Family educators working with children and families come from a wide variety of backgrounds. They may have education in early childhood development, counselling, adult education or family support. Generally they work in a group facilitator type of role. They focus on the design and delivery of workshops and services.

===Certified Canadian Family Educator Program===

The Certified Canadian Family Educator Program is a national certification program for individuals who have the experience to provide family life education groups, workshops, and courses to families and individuals about relationships, parenthood preparation and life's key stages and events. Certification promotes professional accountability and identifies to the public which family educators have met these professional standards.

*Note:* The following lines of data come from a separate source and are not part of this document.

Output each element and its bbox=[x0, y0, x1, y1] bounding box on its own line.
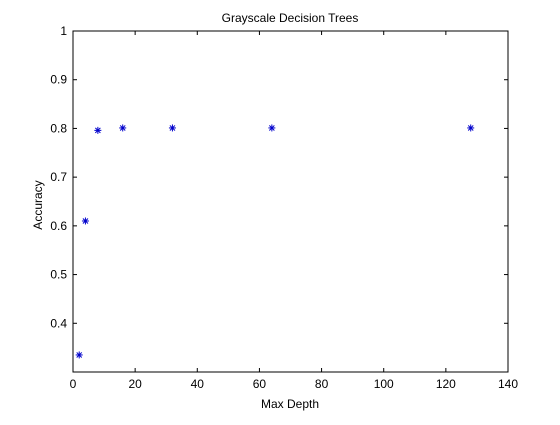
y-tick-label: 0.9 bbox=[50, 73, 67, 87]
x-tick-label: 100 bbox=[374, 377, 394, 391]
data-point bbox=[268, 124, 275, 131]
y-tick-label: 1 bbox=[60, 24, 67, 38]
x-tick-label: 0 bbox=[70, 377, 77, 391]
data-point bbox=[76, 351, 83, 358]
x-tick-label: 20 bbox=[128, 377, 142, 391]
data-point bbox=[82, 217, 89, 224]
y-tick-label: 0.5 bbox=[50, 268, 67, 282]
data-point bbox=[119, 124, 126, 131]
x-tick-label: 140 bbox=[498, 377, 518, 391]
data-point bbox=[467, 124, 474, 131]
x-tick-label: 80 bbox=[315, 377, 329, 391]
y-tick-label: 0.8 bbox=[50, 121, 67, 135]
x-tick-label: 60 bbox=[253, 377, 267, 391]
plot-area bbox=[73, 31, 508, 372]
x-tick-label: 120 bbox=[436, 377, 456, 391]
data-point bbox=[169, 124, 176, 131]
y-axis-title: Accuracy bbox=[31, 180, 45, 229]
y-tick-label: 0.6 bbox=[50, 219, 67, 233]
x-tick-label: 40 bbox=[191, 377, 205, 391]
y-tick-label: 0.4 bbox=[50, 316, 67, 330]
chart-title: Grayscale Decision Trees bbox=[222, 11, 359, 25]
data-point bbox=[94, 127, 101, 134]
x-axis-title: Max Depth bbox=[261, 397, 319, 411]
y-tick-label: 0.7 bbox=[50, 170, 67, 184]
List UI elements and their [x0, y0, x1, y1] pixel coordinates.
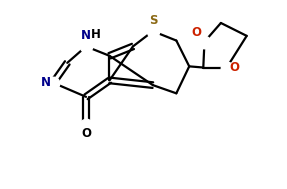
- Text: H: H: [91, 28, 101, 41]
- Text: S: S: [149, 14, 157, 27]
- Text: O: O: [81, 127, 91, 140]
- Text: N: N: [41, 76, 51, 89]
- Text: O: O: [192, 26, 202, 39]
- Text: O: O: [229, 61, 239, 74]
- Text: N: N: [81, 29, 91, 42]
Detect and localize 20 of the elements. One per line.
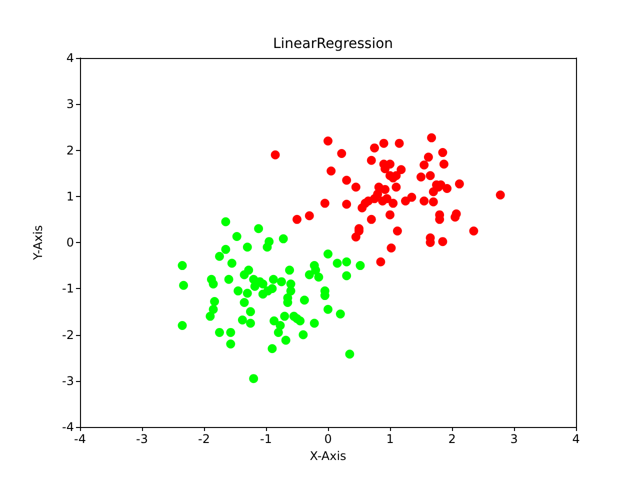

Requirements for CCFE include formal training (post-secondary), at least 150 hours practical experience and at least 3 letters of references. Candidates must have training/experience in the following areas:

- orientation to family education philosophy
- individual development, life stage development and family development
- families: definitions, meanings, understanding and sensitivity
- human sexuality
- interpersonal relationships
- values education
- group process
- program planning

Candidates must also provide their definitions, philosophy and principles of family education and why they have chosen the field of family education. Once certified CCFEs must uphold the principles of honesty, fairness, integrity, respect, mutual trust, positive attitude and continuous improvement.

== Funding ==
Family resource programs receive funding from various levels of government as well as non-governmental sources. At the federal level they may receive funding from the Department of Human Resources and Social Development, Health Canada, Citizenship and Immigration, or the Department of National Defence (in the case of military family programs). At the provincial level, funding can come from the Children and Families', Education, Health, Social and Community Services, Human Resources, Multiculturalism, Women's, and Economic Development ministries. At the regional level, funding can often come from school boards and municipal governments or CLSCs in Quebec. In addition to government funds, family resource programs can receive money from agencies such as the United Way of Canada, foundations, local service groups and their own fundraising activities. Because family resource programs fit into the many different mandates of government departments and levels, funding requires collaboration between many groups; consequently, funding can be very unstable and mismatched. A lack of adequate and stable funding has sometimes meant the closure, or reduction, of programs.